When I reflect on my years as a School Principal, I try to do it without any bent for judgement or shame.  

The truth is, I was pretty much always doing the best I could with what I had at the time.  There are many things I’ve discovered in the eight years since I founded Real Schools that would have been handy when I was a Prin.  

Ah well.

What I now know to have been a shortcoming in my leadership was my own deep knowledge about what I was asking others to implement.

I semi-routinely found myself asking others to implement writing, spelling and numeracy programs that I didn’t even deeply understand myself.  I’m now convinced that this eroded my teachers’ confidence.
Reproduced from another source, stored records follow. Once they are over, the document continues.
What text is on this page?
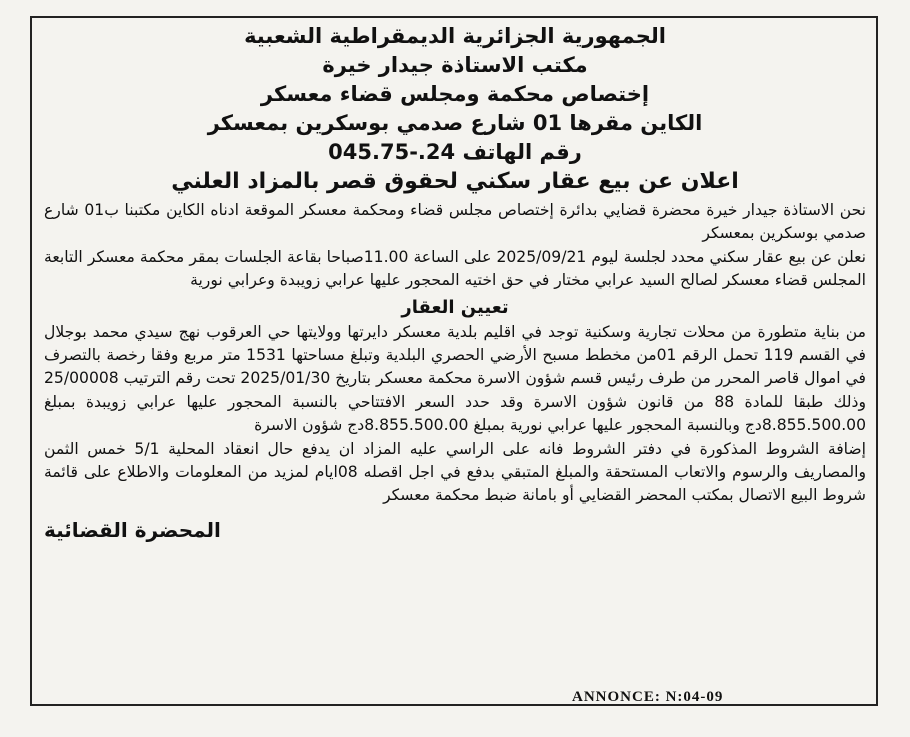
الجمهورية الجزائرية الديمقراطية الشعبية
مكتب الاستاذة جيدار خيرة
إختصاص محكمة ومجلس قضاء معسكر
الكاين مقرها 01 شارع صدمي بوسكرين بمعسكر
رقم الهاتف 24.-045.75
اعلان عن بيع عقار سكني لحقوق قصر بالمزاد العلني

نحن الاستاذة جيدار خيرة محضرة قضايي بدائرة إختصاص مجلس قضاء ومحكمة معسكر الموقعة ادناه الكاين مكتبنا ب01 شارع صدمي بوسكرين بمعسكر

نعلن عن بيع عقار سكني محدد لجلسة ليوم 2025/09/21 على الساعة 11.00صباحا بقاعة الجلسات بمقر محكمة معسكر التابعة المجلس قضاء معسكر لصالح السيد عرابي مختار في حق اختيه المحجور عليها عرابي زويبدة وعرابي نورية

تعيين العقار

من بناية متطورة من محلات تجارية وسكنية توجد في اقليم بلدية معسكر دايرتها وولايتها حي العرقوب نهج سيدي محمد بوجلال في القسم 119 تحمل الرقم 01من مخطط مسبح الأرضي الحصري البلدية وتبلغ مساحتها 1531 متر مربع وفقا رخصة بالتصرف في اموال قاصر المحرر من طرف رئيس قسم شؤون الاسرة محكمة معسكر بتاريخ 2025/01/30 تحت رقم الترتيب 25/00008 وذلك طبقا للمادة 88 من قانون شؤون الاسرة وقد حدد السعر الافتتاحي بالنسبة المحجور عليها عرابي زويبدة بمبلغ 8.855.500.00دج وبالنسبة المحجور عليها عرابي نورية بمبلغ 8.855.500.00دج شؤون الاسرة

إضافة الشروط المذكورة في دفتر الشروط فانه على الراسي عليه المزاد ان يدفع حال انعقاد المحلية 5/1 خمس الثمن والمصاريف والرسوم والاتعاب المستحقة والمبلغ المتبقي بدفع في اجل اقصله 08ايام لمزيد من المعلومات والاطلاع على قائمة شروط البيع الاتصال بمكتب المحضر القضايي أو بامانة ضبط محكمة معسكر

المحضرة القضائية
ANNONCE: N:04-09
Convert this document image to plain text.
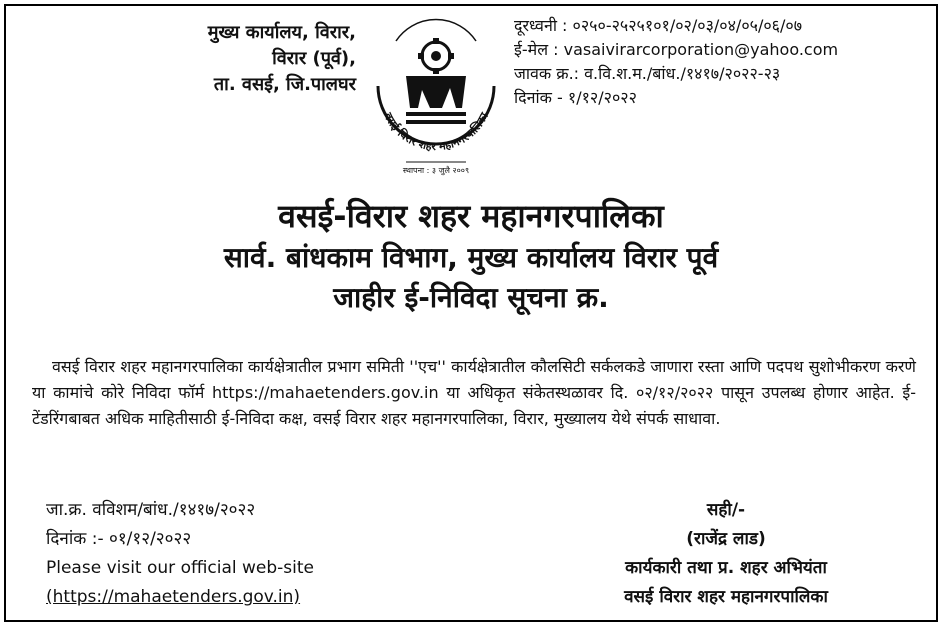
मुख्य कार्यालय, विरार,
विरार (पूर्व),
ता. वसई, जि.पालघर
वसई-विरार शहर महानगरपालिका
स्थापना : ३ जुलै २००९
दूरध्वनी : ०२५०-२५२५१०१/०२/०३/०४/०५/०६/०७
ई-मेल : vasaivirarcorporation@yahoo.com
जावक क्र.: व.वि.श.म./बांध./१४१७/२०२२-२३
दिनांक - १/१२/२०२२
वसई-विरार शहर महानगरपालिका
सार्व. बांधकाम विभाग, मुख्य कार्यालय विरार पूर्व
जाहीर ई-निविदा सूचना क्र.
वसई विरार शहर महानगरपालिका कार्यक्षेत्रातील प्रभाग समिती ''एच'' कार्यक्षेत्रातील कौलसिटी सर्कलकडे जाणारा रस्ता आणि पदपथ सुशोभीकरण करणे या कामांचे कोरे निविदा फॉर्म https://mahaetenders.gov.in या अधिकृत संकेतस्थळावर दि. ०२/१२/२०२२ पासून उपलब्ध होणार आहेत. ई-टेंडरिंगबाबत अधिक माहितीसाठी ई-निविदा कक्ष, वसई विरार शहर महानगरपालिका, विरार, मुख्यालय येथे संपर्क साधावा.
जा.क्र. वविशम/बांध./१४१७/२०२२
दिनांक :- ०१/१२/२०२२
Please visit our official web-site
(https://mahaetenders.gov.in)
सही/-
(राजेंद्र लाड)
कार्यकारी तथा प्र. शहर अभियंता
वसई विरार शहर महानगरपालिका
Having not seen me struggle just a bit or be able to refer to the contextual implications of a program in our unique setting, my teachers often sought to comply with the basics of the program rather than to embed it creatively.
 
And really, that was my fault.
 
Most School Leaders bemoan their teachers’ reluctance to step up from time to time.  I’m in that club too.  But most School Leaders also fail to see their teachers’ confidence as a function of their own knowledge gaps about what they are asking teachers to do.
 
On too many occasions, we’re asking them to do things that we’re avoiding ourselves – and everyone gets nervous about going first when there’s something new to be done.
 
Leadership is about going first and instilling confidence thereby. 
 
School Leaders, this begins by knowing your stuff.  Don’t sneak away from PL Days to catch up on admin.  It’s telling your teachers that you think you already know … and they know that you don’t.
 
Then show them that you know your stuff by teaching it occasionally.  A confident teaching staff is a worthy reward for the brief jolt to the ego that comes from a moment of classroom vulnerability.